¿Cómo pudo suceder que Gastón Aguirre, el motochorro de la Boca, terminara al final de todo expuesto ante las cámaras? Tal vez porque, por cierto, fue así como comenzó: expuesto ante una cámara. Recordemos que el turista canadiense pedaleaba aquella vez filmando todo lo que se le pusiera adelante.
Con lo cual registró también el momento en que se le puso adelante tan luego Gastón Aguirre con su escena de feroz violencia. Lo que Aguirre pareció advertir es que, una vez incluido en el reino general de las cámaras, ya no podía salirse ni retroceder. Entonces decidió avanzar. Y llegó hasta la televisión.

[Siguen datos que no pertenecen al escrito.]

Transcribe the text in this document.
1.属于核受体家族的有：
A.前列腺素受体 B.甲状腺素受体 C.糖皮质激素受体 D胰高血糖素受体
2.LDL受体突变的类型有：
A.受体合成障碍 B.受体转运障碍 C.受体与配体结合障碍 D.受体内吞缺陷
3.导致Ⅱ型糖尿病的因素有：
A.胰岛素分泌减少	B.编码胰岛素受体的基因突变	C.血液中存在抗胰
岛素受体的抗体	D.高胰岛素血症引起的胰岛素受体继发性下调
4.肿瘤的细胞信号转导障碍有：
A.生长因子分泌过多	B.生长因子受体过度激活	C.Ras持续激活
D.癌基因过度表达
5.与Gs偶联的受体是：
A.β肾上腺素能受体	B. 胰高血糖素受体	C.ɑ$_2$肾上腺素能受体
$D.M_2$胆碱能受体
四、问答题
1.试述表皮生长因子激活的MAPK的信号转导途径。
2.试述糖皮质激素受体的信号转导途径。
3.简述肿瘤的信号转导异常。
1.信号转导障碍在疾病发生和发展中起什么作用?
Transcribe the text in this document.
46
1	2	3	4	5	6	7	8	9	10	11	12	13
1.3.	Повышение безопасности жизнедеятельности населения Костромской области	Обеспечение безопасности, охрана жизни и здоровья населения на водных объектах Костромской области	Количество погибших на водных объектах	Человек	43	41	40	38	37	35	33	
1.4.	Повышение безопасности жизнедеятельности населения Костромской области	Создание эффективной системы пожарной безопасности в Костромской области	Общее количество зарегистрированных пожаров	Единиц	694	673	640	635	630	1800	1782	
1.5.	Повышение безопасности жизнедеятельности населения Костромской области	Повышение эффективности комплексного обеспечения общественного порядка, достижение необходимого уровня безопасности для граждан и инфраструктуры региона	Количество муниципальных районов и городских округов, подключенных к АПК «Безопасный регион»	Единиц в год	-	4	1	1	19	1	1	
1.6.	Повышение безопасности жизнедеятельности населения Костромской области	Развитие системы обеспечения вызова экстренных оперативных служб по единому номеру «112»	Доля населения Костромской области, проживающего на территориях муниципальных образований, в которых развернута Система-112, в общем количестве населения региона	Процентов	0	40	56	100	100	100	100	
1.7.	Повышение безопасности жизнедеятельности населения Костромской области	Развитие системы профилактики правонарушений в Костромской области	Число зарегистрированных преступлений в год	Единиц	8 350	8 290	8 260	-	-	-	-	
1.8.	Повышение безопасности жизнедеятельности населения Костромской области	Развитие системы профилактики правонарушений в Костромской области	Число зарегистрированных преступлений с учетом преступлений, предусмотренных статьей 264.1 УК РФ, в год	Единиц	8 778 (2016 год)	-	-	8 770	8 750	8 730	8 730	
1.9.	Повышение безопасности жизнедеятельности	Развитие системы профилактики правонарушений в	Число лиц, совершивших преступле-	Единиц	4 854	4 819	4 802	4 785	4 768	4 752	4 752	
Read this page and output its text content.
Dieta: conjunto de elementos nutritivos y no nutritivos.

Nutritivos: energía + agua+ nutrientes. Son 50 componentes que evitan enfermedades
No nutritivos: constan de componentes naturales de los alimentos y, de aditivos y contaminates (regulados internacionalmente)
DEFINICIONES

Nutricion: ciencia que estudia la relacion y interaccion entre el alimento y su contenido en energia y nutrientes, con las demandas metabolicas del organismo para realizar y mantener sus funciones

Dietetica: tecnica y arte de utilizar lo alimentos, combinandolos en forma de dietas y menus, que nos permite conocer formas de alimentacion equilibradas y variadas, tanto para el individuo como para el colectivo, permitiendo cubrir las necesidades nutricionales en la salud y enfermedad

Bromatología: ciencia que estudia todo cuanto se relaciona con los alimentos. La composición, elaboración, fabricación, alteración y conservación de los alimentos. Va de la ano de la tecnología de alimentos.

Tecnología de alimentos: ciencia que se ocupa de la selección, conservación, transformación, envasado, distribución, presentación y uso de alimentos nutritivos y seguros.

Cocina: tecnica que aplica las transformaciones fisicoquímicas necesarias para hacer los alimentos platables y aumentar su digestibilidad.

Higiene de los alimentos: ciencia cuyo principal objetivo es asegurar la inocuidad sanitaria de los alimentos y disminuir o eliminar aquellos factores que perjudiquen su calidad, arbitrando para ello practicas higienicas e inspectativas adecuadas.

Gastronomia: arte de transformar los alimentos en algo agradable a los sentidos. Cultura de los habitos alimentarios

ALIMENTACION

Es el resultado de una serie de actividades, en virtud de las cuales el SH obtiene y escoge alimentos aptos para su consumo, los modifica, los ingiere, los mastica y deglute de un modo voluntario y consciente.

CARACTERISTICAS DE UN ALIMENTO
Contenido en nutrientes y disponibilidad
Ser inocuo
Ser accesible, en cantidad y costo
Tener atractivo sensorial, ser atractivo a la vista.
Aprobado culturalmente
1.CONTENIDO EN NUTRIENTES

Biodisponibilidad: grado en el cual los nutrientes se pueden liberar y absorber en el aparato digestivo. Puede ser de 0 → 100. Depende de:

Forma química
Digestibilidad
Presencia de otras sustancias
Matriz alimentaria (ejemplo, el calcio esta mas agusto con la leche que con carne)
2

De este modo nos señala que el delito puede convertirse en un espectáculo también, igual que todo o que casi todo. A las lecturas de Michel Foucault y el panoptismo, a las lecturas de Paul Virilio y los regímenes escópicos de visibilidad, hay que adosar entonces las lecturas de Guy Débord y la sociedad del espectáculo. Porque a la voluntad de lograr un pleno control y una vigilancia total por medio de infinitas cámaras que enfoquen y registren todo puede brotarle eventualmente este incordio: que el delito, ante las cámaras, se convierta en espectáculo y siga como si tal cosa.
De acentuarse esta tendencia, que hoy por hoy apenas comienza, cambiarán seguramente las condiciones para la vieja y conocida violencia feroz; la anónima, la impune, la enmascarada, la cobarde. Esa violencia, convertida en violencia verbal, va a parar con toda lógica allí donde puede ejercerse sin tener que someterse a ninguna regulación legal, sin tener que dar la cara, sin tener que revelar el nombre: va a parar a internet. Es violencia, qué duda cabe: es agravio, es prepotencia, es amenaza, es intimidación. Aunque es cierto: no cuesta vidas. Lo cual no deja, después de todo, de representar todo un progreso. Es sin dudas más miserable, pero también más indolora y más inocua, más fácil de olvidar.